The Midnight Gospel(serie)

It is a podcast made series of animation by two greats, Duncan Trussell, who makes the podcast, and Pendleton Ward, in charge of animation. It’s a very crazy intergalactic cosmic journey of a character who interviews or has conversations with different celebrities on very deep topics. They talk about death, reincarnation, addictions, grief. It is a series that does demand a lot from the viewer because the audio happens at the same time while the image happens in another galaxy. I recommend seeing her alone and with headphones.

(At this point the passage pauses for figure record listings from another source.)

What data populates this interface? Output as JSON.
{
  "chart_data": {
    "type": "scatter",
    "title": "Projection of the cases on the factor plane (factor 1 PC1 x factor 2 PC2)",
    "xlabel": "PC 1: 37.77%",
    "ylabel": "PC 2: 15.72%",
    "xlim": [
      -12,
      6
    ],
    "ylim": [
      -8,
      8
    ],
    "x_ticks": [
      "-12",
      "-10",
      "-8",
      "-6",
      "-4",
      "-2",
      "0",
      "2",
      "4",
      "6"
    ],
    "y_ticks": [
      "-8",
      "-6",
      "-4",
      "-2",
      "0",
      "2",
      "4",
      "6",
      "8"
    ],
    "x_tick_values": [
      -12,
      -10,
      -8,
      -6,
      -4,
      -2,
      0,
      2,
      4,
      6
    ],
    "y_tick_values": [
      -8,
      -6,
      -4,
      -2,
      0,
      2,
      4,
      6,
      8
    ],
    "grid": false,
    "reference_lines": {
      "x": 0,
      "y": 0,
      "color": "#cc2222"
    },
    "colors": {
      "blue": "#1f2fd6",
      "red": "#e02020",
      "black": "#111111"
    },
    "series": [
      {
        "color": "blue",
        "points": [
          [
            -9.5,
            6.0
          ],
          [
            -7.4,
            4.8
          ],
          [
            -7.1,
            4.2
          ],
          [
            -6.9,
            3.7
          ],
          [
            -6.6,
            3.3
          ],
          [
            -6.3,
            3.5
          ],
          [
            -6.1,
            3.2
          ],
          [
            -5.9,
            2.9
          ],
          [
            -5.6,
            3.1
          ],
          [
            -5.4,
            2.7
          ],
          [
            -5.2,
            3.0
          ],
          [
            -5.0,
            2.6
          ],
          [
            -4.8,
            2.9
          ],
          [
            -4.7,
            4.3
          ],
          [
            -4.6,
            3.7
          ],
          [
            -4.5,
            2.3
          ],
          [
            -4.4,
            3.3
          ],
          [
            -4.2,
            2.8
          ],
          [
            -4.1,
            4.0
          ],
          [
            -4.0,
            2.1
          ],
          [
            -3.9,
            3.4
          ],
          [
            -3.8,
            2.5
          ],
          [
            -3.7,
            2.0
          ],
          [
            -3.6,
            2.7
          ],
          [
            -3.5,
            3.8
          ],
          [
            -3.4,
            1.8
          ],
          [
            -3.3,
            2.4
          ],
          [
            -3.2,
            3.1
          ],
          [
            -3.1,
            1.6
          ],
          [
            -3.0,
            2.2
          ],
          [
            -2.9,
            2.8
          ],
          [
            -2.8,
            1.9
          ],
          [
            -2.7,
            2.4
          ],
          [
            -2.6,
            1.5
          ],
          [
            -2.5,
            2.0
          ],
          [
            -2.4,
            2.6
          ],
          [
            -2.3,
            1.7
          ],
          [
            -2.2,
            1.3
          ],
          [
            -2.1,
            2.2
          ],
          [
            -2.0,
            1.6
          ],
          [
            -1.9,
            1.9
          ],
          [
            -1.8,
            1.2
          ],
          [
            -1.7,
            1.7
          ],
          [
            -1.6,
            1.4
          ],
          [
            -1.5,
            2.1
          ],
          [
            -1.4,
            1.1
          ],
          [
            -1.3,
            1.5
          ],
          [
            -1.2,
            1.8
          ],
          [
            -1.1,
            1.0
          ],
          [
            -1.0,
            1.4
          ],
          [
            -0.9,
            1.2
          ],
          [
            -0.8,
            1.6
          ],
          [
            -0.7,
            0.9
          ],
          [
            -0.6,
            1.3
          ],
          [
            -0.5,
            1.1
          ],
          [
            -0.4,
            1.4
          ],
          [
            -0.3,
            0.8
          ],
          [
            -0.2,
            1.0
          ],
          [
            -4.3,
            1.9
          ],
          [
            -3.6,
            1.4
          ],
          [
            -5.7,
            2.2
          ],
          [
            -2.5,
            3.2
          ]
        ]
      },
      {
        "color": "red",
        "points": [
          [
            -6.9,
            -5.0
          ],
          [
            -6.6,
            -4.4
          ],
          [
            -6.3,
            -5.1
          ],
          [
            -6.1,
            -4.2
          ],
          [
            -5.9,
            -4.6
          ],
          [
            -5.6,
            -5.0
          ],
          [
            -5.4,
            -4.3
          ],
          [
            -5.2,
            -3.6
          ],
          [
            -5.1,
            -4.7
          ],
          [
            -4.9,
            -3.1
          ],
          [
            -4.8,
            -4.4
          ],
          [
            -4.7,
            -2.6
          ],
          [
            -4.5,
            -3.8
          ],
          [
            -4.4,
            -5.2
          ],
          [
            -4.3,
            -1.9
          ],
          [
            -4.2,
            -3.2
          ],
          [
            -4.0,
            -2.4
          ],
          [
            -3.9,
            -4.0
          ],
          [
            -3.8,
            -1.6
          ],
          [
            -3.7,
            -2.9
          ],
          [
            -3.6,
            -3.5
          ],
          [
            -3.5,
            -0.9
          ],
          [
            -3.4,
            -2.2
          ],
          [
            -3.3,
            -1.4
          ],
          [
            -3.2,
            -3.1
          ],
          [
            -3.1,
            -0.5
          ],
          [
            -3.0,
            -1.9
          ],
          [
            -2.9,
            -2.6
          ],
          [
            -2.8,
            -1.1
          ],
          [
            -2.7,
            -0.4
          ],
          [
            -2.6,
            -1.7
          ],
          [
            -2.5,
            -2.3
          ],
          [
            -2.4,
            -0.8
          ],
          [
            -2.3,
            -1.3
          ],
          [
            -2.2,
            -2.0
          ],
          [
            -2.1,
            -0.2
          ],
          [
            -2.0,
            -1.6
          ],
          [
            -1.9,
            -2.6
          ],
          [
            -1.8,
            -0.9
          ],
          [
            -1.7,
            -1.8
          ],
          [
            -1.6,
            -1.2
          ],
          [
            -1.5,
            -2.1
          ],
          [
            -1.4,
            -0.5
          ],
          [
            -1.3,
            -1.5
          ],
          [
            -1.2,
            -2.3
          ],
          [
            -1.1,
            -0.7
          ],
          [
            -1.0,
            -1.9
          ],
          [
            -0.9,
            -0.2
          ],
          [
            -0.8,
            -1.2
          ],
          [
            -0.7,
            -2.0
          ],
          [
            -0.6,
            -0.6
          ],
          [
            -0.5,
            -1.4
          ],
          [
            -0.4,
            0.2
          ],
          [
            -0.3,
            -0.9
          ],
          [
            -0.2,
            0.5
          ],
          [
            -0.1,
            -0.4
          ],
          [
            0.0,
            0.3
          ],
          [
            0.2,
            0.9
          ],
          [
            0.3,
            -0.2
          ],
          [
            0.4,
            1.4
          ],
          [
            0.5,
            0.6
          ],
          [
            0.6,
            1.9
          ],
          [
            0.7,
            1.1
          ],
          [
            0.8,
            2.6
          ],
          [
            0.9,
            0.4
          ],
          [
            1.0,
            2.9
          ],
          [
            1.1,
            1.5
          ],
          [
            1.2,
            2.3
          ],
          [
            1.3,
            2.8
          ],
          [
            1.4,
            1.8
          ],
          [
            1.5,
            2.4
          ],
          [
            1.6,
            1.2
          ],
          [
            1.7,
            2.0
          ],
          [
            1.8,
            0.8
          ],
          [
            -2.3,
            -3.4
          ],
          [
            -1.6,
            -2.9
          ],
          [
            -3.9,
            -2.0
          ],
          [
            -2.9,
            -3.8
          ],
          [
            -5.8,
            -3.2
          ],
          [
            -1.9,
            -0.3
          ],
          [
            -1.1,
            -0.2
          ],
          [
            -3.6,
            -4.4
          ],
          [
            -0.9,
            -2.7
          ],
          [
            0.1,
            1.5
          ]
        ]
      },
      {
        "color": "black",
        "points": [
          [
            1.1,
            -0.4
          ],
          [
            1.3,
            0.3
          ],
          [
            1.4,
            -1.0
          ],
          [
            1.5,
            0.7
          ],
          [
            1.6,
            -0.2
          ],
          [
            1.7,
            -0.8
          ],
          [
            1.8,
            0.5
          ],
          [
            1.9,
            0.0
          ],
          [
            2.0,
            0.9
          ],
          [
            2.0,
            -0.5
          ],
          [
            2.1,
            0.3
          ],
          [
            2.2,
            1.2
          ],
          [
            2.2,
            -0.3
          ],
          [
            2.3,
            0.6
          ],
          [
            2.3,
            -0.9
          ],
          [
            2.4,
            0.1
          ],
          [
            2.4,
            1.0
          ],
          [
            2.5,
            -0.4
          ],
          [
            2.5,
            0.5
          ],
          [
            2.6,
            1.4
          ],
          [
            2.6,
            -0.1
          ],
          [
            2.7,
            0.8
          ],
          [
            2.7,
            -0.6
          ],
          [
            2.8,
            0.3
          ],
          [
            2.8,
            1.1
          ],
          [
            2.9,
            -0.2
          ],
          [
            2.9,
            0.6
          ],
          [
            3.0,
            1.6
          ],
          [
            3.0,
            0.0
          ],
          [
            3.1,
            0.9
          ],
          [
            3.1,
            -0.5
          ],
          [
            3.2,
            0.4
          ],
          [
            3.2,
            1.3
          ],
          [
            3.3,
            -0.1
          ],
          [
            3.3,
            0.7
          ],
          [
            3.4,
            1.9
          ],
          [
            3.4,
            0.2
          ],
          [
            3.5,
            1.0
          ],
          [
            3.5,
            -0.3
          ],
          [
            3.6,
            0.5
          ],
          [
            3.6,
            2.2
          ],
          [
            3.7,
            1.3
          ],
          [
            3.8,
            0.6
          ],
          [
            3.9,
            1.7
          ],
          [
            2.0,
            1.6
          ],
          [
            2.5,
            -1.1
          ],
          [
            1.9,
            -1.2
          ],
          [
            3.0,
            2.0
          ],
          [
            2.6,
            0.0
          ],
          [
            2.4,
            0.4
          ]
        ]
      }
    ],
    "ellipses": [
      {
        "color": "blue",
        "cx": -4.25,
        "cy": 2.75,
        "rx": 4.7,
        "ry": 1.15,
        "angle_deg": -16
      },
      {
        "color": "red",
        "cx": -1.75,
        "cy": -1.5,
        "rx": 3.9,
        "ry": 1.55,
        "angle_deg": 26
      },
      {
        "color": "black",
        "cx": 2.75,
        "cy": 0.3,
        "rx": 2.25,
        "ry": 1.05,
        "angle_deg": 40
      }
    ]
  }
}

“Nobody knows I’m here” (film)

This Chilean film directed by Gaspar Antillo tells the story of a singing boy whose talent is used by another boy, who is conventionally beautiful and a star. Over the years and into adulthood, that child who gave up his identity now decides to change things. It is a drama set in very Chilean landscapes with lagoons and immense skies, which makes nature also an important character. The story is one of redemption, justice, and hope.